Without functional surfactant, the collapsing forces would be so strong that the alveoli would close during expiration and require enormous effort to reinflate. This is exactly what happens in premature infants whose lungs haven’t yet produced enough surfactant, a condition that makes every breath a struggle. In healthy lungs, surfactant dramatically reduces the muscular effort needed to breathe, making normal inspiration feel effortless.

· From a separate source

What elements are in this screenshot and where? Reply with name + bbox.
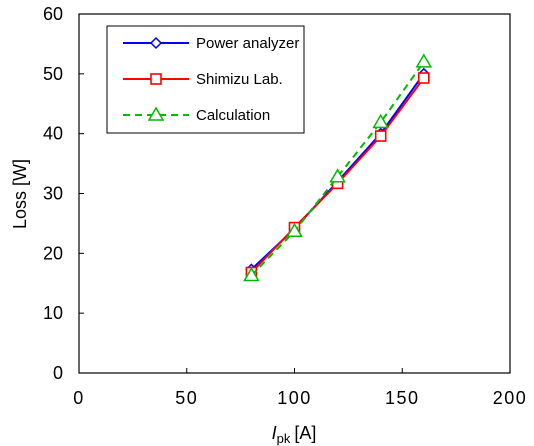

Airway Diameter Controls How Easily Air Flows
Once the pressure gradient is established, air still has to travel through a branching network of airways to reach the alveoli. The ease of that journey depends heavily on airway diameter. The relationship is dramatic: doubling the diameter of an airway reduces resistance to airflow by a factor of sixteen, because resistance is inversely proportional to the radius raised to the fourth power.
This means even small changes in airway size have outsized effects. Swelling from asthma or mucus buildup from a cold can noticeably increase the work of breathing, because narrowing an already small tube skyrockets resistance. Interestingly, the medium-sized airways (not the smallest ones) actually contribute the most total resistance, because while individual small airways are narrow, there are so many of them running in parallel that their collective resistance is relatively low.
Inspiration itself helps reduce resistance. As the lungs inflate, the airways widen along with them, lowering resistance and allowing air to flow more freely. This is one reason why taking a slow, deep breath feels easier than trying to breathe through tightly constricted airways: the larger lung volume physically opens the passages wider.
Putting It All Together
A single breath in involves a rapid chain of events. Your brainstem sends a rhythmic signal down the phrenic nerve and the nerves supplying your intercostal muscles. The diaphragm flattens, the ribs swing outward, and the chest cavity grows larger. Pleural fluid coupling ensures the lungs follow. The expanding lungs drop their internal pressure below atmospheric, and air rushes in through your nose or mouth, down the trachea, through progressively smaller airways, and into the alveoli. Surfactant keeps those alveoli compliant and open, and the airways widen as the lungs inflate, minimizing resistance. The whole process takes about two seconds during quiet breathing and requires remarkably little energy, roughly 3 to 5 percent of your body’s total oxygen consumption at rest.